Toward Human-Level Machine Intelligence
Lotfi A. Zadeh
Achievement of human-level machine intelligence has profound implications for modern society--a society which is becoming increasingly infocentric in its quest for efficiency, convenience and enhancement of quality of life.
Humans have many remarkable capabilities. Among them a capability that stands out in importance is the human ability to perform a wide variety of physical and mental tasks without any measurements and any computations, based on perceptions of distance, speed, direction, intent, likelihood and other attributes of physical and mental objects. A familiar example is driving a car in city traffic. Mechanization of this ability is a challenging objective of machine intelligence.
Science deals not with reality but with models of reality. In large measure, models of reality in scientific theories are based on classical, Aristotelian, bivalent logic. The brilliant successes of science are visible to all. But when we take a closer look, what we see is that alongside the brilliant successes there are areas where achievement of human-level machine intelligence is still a distant objective. We cannot write programs that can summarize a book. We cannot automate driving a car in heavy city traffic. And we are far from being able to construct systems which can understand natural language.
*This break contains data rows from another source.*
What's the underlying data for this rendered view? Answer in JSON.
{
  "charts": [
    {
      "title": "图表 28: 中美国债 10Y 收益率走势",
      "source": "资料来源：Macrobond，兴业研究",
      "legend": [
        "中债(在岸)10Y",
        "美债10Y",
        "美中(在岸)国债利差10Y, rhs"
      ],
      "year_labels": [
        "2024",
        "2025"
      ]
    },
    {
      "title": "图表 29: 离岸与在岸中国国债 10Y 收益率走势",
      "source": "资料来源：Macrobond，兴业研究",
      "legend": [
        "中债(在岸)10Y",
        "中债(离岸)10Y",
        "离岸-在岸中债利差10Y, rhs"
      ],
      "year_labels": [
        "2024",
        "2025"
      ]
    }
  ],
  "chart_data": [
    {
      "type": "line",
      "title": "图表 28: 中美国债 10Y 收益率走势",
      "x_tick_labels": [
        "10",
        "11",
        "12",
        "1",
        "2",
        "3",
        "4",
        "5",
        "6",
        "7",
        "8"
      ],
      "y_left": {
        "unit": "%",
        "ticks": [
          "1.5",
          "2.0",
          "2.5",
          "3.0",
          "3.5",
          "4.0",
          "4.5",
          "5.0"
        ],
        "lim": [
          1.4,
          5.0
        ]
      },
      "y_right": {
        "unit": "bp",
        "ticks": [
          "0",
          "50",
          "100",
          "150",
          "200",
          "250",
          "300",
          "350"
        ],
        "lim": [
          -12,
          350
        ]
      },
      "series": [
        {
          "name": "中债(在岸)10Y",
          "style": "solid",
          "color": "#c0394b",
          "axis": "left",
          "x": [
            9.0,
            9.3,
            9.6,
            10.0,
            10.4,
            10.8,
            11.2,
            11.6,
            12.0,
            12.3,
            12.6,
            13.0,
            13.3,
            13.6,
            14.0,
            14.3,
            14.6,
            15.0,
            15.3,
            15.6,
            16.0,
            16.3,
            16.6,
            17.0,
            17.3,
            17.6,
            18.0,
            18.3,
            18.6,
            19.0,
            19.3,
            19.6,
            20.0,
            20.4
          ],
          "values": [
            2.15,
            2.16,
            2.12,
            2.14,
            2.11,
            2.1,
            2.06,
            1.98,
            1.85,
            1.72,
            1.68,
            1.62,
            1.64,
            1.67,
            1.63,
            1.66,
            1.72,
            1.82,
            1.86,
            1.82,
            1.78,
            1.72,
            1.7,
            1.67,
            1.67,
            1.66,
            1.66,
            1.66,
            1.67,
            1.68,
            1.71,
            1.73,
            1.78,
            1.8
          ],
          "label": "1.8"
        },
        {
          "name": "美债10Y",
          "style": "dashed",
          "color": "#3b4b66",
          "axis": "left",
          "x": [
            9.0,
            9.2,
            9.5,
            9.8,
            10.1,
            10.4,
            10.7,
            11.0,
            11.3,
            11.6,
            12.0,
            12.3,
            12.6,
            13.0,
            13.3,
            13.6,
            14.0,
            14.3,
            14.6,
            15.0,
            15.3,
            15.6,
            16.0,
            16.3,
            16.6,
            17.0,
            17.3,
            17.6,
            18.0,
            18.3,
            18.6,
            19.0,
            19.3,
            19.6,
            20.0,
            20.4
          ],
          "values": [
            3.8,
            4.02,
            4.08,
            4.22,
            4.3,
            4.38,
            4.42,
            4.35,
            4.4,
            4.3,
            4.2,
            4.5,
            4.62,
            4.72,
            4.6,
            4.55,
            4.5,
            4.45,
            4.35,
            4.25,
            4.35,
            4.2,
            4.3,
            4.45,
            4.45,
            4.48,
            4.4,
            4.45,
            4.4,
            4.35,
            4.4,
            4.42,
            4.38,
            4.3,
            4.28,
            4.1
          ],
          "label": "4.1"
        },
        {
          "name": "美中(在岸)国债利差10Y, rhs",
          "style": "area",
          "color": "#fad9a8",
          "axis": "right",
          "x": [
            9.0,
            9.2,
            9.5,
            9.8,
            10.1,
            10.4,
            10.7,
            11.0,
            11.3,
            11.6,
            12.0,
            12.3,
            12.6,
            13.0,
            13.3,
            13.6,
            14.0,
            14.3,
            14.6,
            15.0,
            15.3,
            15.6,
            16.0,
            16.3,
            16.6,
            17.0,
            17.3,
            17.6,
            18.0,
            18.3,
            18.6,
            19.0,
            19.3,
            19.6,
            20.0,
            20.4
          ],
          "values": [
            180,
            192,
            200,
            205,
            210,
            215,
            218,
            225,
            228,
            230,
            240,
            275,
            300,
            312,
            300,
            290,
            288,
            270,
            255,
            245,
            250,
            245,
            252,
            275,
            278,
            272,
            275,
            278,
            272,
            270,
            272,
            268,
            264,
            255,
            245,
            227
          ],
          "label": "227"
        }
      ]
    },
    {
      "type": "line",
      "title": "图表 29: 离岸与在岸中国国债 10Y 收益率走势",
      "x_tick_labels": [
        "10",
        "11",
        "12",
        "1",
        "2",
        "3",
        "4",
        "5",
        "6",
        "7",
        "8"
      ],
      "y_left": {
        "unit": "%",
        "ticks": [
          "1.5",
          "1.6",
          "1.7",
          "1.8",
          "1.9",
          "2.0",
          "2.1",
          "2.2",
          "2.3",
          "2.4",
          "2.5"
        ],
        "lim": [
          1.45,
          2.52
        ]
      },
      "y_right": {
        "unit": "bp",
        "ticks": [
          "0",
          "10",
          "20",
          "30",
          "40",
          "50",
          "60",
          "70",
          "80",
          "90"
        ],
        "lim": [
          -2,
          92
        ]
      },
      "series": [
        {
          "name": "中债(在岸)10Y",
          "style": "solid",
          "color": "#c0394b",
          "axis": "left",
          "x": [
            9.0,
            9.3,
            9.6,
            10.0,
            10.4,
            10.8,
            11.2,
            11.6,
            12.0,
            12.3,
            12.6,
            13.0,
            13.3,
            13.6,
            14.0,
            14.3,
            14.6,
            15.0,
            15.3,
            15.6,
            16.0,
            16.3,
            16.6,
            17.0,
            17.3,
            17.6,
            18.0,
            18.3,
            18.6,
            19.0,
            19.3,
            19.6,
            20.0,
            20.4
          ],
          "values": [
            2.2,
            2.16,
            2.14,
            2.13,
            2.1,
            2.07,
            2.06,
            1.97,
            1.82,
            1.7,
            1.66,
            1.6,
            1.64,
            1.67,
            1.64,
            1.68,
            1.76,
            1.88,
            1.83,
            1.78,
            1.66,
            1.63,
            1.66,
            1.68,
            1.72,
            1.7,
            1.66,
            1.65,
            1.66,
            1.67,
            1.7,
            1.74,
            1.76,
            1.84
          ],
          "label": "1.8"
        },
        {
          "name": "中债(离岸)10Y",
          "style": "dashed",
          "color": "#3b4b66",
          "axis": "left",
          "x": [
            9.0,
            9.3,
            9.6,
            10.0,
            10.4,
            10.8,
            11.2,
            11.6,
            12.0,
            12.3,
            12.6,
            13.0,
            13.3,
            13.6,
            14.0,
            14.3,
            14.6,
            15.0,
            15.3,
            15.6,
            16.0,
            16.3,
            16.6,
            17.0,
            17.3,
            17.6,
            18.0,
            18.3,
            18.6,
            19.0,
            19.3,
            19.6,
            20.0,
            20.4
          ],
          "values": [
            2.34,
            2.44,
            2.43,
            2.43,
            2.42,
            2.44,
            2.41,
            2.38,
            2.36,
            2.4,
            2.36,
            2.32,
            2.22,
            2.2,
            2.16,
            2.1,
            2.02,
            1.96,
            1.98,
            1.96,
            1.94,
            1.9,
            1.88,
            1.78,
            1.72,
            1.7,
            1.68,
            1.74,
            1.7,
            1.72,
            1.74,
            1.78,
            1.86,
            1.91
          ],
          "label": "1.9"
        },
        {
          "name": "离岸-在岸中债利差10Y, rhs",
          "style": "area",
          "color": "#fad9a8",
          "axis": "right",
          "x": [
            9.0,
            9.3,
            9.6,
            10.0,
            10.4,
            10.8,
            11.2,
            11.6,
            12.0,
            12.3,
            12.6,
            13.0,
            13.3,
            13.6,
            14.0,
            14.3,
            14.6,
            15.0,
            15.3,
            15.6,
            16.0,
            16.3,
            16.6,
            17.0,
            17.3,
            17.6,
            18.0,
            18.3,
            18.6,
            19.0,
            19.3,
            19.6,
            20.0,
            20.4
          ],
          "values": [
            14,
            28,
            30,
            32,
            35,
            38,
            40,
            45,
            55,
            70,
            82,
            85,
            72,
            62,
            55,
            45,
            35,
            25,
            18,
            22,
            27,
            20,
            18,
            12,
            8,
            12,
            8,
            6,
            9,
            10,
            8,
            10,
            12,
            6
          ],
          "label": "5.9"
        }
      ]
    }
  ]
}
Why is the achievement of human-level machine intelligence a distant objective? What is widely unrecognized is that one of the principal reasons is the fundamental conflict between the precision of bivalent logic and imprecision of the real world.
In the world of bivalent logic, every proposition is either true or false, with no shades of truth allowed. In the real world, as perceived by humans, most propositions are true to a degree. Humans have a remarkable capability to reason and make rational decisions in an environment of imprecision, uncertainty, incompleteness of information and partiality of truth. It is this capability that is beyond the reach of bivalent logic--a logic which is intolerant of imprecision and partial truth.
A much better fit to the real world is fuzzy logic. In fuzzy logic, everything is or is allowed to be graduated, that is, be a matter of degree or, equivalently, fuzzy. Furthermore, in fuzzy logic everything is or is allowed to be granulated, with a granule being a clump of elements drawn together by indistinguishability, similarity, proximity or functionality. Graduation and granulation play key roles in the ways in which humans deal with complexity and imprecision. In this connection, it should be noted that, in large measure, fuzzy logic is inspired by the ways in which humans deal with complexity, imprecision and partiality of truth. It is in this sense that fuzzy logic is human-centric.
In coming years, fuzzy logic and fuzzy-logic-based methods are likely to play increasingly important roles in achievement of human-level machine intelligence. In addition, soft computing is certain to grow in visibility and importance. Basically, soft computing is a coalition of methodologies which in one way or another are directed at the development of better models of reality, human reasoning, risk assessment and decision making. This is the primary motivation for soft computing--a coalition of fuzzy logic, neurocomputing, evolutionary computing, probabilistic computing and machine learning. The guiding principle of soft computing is that, in general, better results can be achieved through the use of constituent methodologies of soft computing in combination rather than in a stand-alone mode.